In a piece of recent news, Clearview AI has been fined $9.5 Million (£7.55 million) by the UK’s privacy watchdog for illegally scraping the facial images of UK residents from social media and the web. The company was ordered to stop obtaining the data of UK residents and to delete any it has already collected.
Gathering Information without Knowledge
In a statement, UK information commissioner John Edwards said, “The company not only enables identification of those people but effectively monitors their behavior and offers it as a commercial service. That is unacceptable.” The UK’s Information Commissioner’s Office (ICO) opened a joint investigation with Australia into Clearview AI back in 2020 and issued a preliminary fine of £17 million ($21.4 million) against the company in late 2021. At the time, the office noted that: “Clearview AI Inc’s database are likely to include the data of a substantial number of people from the UK and may have been gathered without people’s knowledge from publicly available information online, including social media platforms.”

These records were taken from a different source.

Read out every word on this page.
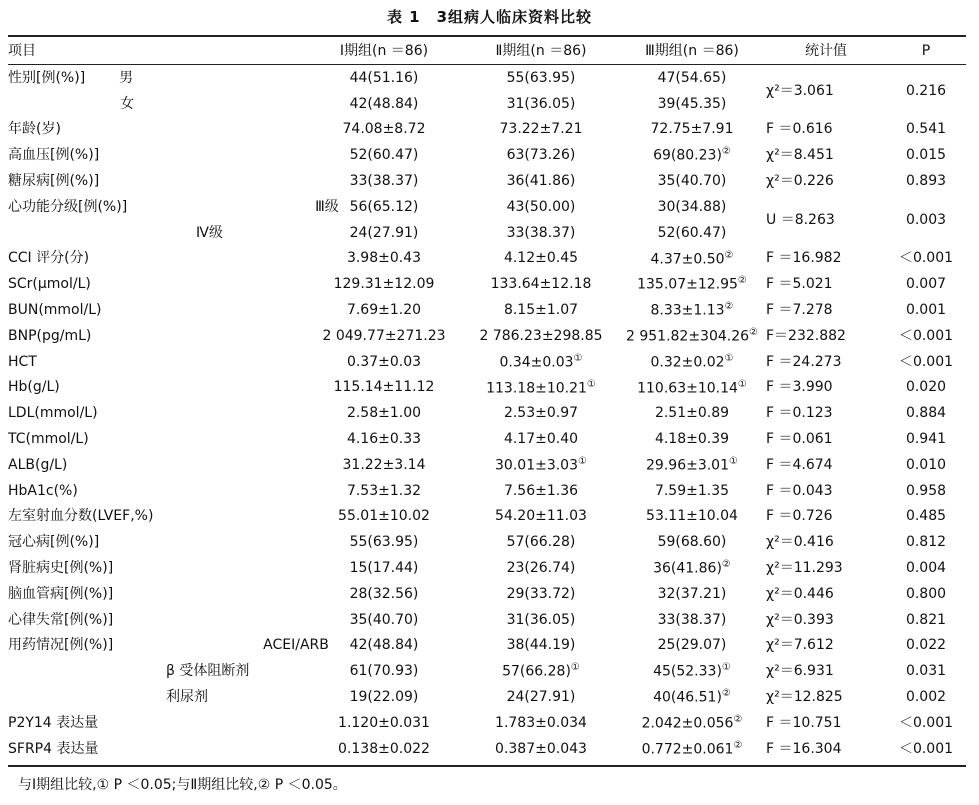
表 1　3组病人临床资料比较
项目	Ⅰ期组(n ＝86)	Ⅱ期组(n ＝86)	Ⅲ期组(n ＝86)	统计值	P
性别[例(%)] 男	44(51.16)	55(63.95)	47(54.65)	χ²＝3.061	0.216
女	42(48.84)	31(36.05)	39(45.35)		
年龄(岁)	74.08±8.72	73.22±7.21	72.75±7.91	F ＝0.616	0.541
高血压[例(%)]	52(60.47)	63(73.26)	69(80.23)②	χ²＝8.451	0.015
糖尿病[例(%)]	33(38.37)	36(41.86)	35(40.70)	χ²＝0.226	0.893
心功能分级[例(%)] Ⅲ级	56(65.12)	43(50.00)	30(34.88)	U ＝8.263	0.003
Ⅳ级	24(27.91)	33(38.37)	52(60.47)		
CCI 评分(分)	3.98±0.43	4.12±0.45	4.37±0.50②	F ＝16.982	＜0.001
SCr(μmol/L)	129.31±12.09	133.64±12.18	135.07±12.95②	F ＝5.021	0.007
BUN(mmol/L)	7.69±1.20	8.15±1.07	8.33±1.13②	F ＝7.278	0.001
BNP(pg/mL)	2 049.77±271.23	2 786.23±298.85	2 951.82±304.26②	F＝232.882	＜0.001
HCT	0.37±0.03	0.34±0.03①	0.32±0.02①	F ＝24.273	＜0.001
Hb(g/L)	115.14±11.12	113.18±10.21①	110.63±10.14①	F ＝3.990	0.020
LDL(mmol/L)	2.58±1.00	2.53±0.97	2.51±0.89	F ＝0.123	0.884
TC(mmol/L)	4.16±0.33	4.17±0.40	4.18±0.39	F ＝0.061	0.941
ALB(g/L)	31.22±3.14	30.01±3.03①	29.96±3.01①	F ＝4.674	0.010
HbA1c(%)	7.53±1.32	7.56±1.36	7.59±1.35	F ＝0.043	0.958
左室射血分数(LVEF,%)	55.01±10.02	54.20±11.03	53.11±10.04	F ＝0.726	0.485
冠心病[例(%)]	55(63.95)	57(66.28)	59(68.60)	χ²＝0.416	0.812
肾脏病史[例(%)]	15(17.44)	23(26.74)	36(41.86)②	χ²＝11.293	0.004
脑血管病[例(%)]	28(32.56)	29(33.72)	32(37.21)	χ²＝0.446	0.800
心律失常[例(%)]	35(40.70)	31(36.05)	33(38.37)	χ²＝0.393	0.821
用药情况[例(%)] ACEI/ARB	42(48.84)	38(44.19)	25(29.07)	χ²＝7.612	0.022
β 受体阻断剂	61(70.93)	57(66.28)①	45(52.33)①	χ²＝6.931	0.031
利尿剂	19(22.09)	24(27.91)	40(46.51)②	χ²＝12.825	0.002
P2Y14 表达量	1.120±0.031	1.783±0.034	2.042±0.056②	F ＝10.751	＜0.001
SFRP4 表达量	0.138±0.022	0.387±0.043	0.772±0.061②	F ＝16.304	＜0.001
与Ⅰ期组比较,① P ＜0.05;与Ⅱ期组比较,② P ＜0.05。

In issuing a final injunction, the ICO noted that globally, the company illegally collected more than 20 billion facial images for its database. “Although Clearview AI no longer offers its services to UK organizations, the company has customers in other countries, so the company is still using personal data of UK residents,” it said.
Multiple Complaints against Clearview AI
Clearview AI sells an app that can be used to upload a photo of someone, then try to identify them by checking its database. The data has been used by thousands of public law enforcement agencies, despite the technology being in a legal grey area. Twitter, Google and YouTube have all sent cease-and-desist letters to the company, alleging that it violates their terms of service. Facebook has also demanded that Clearview stop scraping its data.
The company has received complaints from privacy groups in Europe and was hit with a €20 million fine in Italy. In the US, the ACLU sued Clearview for violating Illinois state laws. The company recently settled that lawsuit by agreeing to restrict the use of its database in Illinois, though it will still supply it to federal agencies and other states.